Mas seu sonho era mesmo encontrar alguém quem nem lhe chamasse de velho nem lhe
negasse um dengo.
Continuando na
normalidade empobrecida da família, a menina sequer imaginava que estava
prometida. Seus pais não diziam nada porque tinham bastante interesse que tudo
desse certo mais tarde. Ora, sua filha ia ser herdeira do coronel.
De três em
três meses o poderoso patrão passava pela casa dos pais da prometida. Mas
sempre ouvia do vigário acompanhante que esperasse um pouco mais, pois ainda
não estava no tempo certo.
Passado um
ano, o coronel mandou chamar o vigário ao casarão para dizer que vinha sentindo
alguma coisa estranha na sua saúde e que, por isso mesmo, precisava logo trazer
a menina antes que lhe acontecesse o pior.
O vigário
respondeu-lhe que já que se sentia assim, trazer a prometida seria a morte
certa, pois suas forças sucumbiriam de vez diante da carne nova demais.

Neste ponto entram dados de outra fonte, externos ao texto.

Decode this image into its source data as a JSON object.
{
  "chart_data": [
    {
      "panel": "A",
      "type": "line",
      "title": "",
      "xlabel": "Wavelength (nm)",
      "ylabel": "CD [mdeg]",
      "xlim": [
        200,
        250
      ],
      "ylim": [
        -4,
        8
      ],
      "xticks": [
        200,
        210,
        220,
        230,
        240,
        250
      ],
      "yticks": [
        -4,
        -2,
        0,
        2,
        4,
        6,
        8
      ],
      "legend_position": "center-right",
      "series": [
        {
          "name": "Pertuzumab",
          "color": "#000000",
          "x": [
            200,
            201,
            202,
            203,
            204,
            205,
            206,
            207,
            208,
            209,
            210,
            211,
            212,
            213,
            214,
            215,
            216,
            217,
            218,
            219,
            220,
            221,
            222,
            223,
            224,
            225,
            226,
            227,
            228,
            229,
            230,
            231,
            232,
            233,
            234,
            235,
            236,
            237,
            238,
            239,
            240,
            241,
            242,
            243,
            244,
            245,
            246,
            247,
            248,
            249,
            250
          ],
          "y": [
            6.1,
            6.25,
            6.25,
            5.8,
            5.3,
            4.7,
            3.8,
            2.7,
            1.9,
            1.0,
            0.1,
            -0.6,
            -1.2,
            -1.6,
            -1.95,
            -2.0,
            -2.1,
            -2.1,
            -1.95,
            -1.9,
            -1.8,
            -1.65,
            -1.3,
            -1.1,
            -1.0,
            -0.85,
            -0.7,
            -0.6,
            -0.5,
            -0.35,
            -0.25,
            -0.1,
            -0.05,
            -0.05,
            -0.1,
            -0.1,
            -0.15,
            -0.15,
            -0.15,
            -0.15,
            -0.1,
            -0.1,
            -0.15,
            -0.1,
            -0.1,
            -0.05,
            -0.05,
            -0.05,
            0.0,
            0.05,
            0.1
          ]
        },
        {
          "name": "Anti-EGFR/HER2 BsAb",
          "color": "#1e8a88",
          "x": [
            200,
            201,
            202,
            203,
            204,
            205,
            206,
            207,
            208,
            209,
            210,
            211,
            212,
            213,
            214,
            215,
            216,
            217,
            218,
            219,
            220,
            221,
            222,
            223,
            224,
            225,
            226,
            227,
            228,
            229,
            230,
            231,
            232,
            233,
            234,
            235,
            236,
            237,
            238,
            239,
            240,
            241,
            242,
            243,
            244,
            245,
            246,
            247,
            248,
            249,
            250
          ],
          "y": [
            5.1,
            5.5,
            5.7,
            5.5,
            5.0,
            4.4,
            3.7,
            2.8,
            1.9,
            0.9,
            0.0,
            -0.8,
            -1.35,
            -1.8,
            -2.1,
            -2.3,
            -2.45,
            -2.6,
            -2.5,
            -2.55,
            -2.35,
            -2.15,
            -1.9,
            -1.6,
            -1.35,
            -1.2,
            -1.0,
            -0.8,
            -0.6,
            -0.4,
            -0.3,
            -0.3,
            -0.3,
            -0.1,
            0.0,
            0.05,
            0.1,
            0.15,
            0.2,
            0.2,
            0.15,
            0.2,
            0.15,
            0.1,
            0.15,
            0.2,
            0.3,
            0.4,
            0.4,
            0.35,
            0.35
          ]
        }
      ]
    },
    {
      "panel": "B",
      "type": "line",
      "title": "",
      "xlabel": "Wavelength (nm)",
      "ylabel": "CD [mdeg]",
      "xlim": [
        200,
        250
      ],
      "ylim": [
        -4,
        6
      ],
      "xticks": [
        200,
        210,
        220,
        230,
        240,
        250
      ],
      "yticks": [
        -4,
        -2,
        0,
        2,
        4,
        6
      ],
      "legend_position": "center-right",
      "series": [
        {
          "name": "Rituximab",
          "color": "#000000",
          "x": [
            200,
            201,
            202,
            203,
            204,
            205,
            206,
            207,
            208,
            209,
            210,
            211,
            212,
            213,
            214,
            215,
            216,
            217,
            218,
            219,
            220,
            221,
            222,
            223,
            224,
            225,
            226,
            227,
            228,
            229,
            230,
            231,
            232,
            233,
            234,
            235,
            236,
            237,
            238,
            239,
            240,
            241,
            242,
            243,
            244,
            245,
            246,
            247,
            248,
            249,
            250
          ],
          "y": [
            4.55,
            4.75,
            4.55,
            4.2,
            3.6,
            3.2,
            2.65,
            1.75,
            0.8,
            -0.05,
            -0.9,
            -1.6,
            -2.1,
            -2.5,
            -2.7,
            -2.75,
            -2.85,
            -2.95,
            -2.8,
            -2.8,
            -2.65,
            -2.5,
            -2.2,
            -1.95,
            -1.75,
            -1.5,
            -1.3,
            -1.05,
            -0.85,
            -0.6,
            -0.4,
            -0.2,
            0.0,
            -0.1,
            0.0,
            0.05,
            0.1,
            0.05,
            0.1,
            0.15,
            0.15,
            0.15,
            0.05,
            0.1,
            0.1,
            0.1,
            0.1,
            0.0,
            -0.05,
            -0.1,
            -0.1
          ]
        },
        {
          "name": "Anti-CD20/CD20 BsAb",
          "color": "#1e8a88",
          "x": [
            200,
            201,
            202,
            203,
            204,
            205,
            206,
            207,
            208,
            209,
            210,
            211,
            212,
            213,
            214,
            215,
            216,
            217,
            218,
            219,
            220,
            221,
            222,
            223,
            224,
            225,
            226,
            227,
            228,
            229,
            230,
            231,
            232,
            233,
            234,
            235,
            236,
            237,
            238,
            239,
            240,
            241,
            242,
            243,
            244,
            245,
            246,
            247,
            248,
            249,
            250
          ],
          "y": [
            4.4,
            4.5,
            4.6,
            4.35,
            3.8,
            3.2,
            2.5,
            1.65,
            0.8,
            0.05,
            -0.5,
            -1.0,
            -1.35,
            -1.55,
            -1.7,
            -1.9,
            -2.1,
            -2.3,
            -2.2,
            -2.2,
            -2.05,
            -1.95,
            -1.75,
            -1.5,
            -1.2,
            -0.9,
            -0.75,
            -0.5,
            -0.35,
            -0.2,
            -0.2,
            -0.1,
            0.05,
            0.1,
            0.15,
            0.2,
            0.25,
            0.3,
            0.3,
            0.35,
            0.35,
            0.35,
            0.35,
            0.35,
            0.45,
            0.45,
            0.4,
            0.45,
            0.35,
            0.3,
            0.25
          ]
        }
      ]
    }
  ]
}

E indicou-lhe
uns dez médicos.
Passado mais
um ano, eis que o coronel manda chamar novamente o vigário. Disse que estava
com a saúde perfeita, mas pressentindo uma dorzinha nos joelhos parecendo
reumatismo. Mas nada disso impedia trazer logo a menina, que já devia estar
mocinha.
Mas o vigário
negou-lhe prontamente a pretensão. Disse que precisava se curar de todos os
males antes que pudesse ver à sua frente uma flor tão bela e jovial. E
indicou-lhe mais dez médicos.
Os anos foram
passando com o velho coronel insistindo em mandar logo buscar a prometida e o
vigário sempre inventando uma desculpa para livrá-la daquela velharia
repugnante. Mas eis que um dia o coronel risca na porta da igreja em cima de
seu alazão e manda que o religioso o acompanhe. Havia chegado o tempo de buscar
a menina, disse um tanto carrancudo.
O vigário, sem
mais saber o que fazer, lançou-se aos últimos pensamentos enquanto seguiam pela
estrada. Então se lembrou de uma coisa que poderia dar certo. Disse que a
menina já era mocinha, porém já havia fugido com outro.
Ao ouvir, o
velho coronel avermelhou, estuporou, soltou fogo pelas ventas, ficou a ira em
pessoa. E colocou a mão no peito para depois tombar, já morto. Em seguido o
vigário retornou calmamente, deixando o morto ao léu, prometido aos urubus.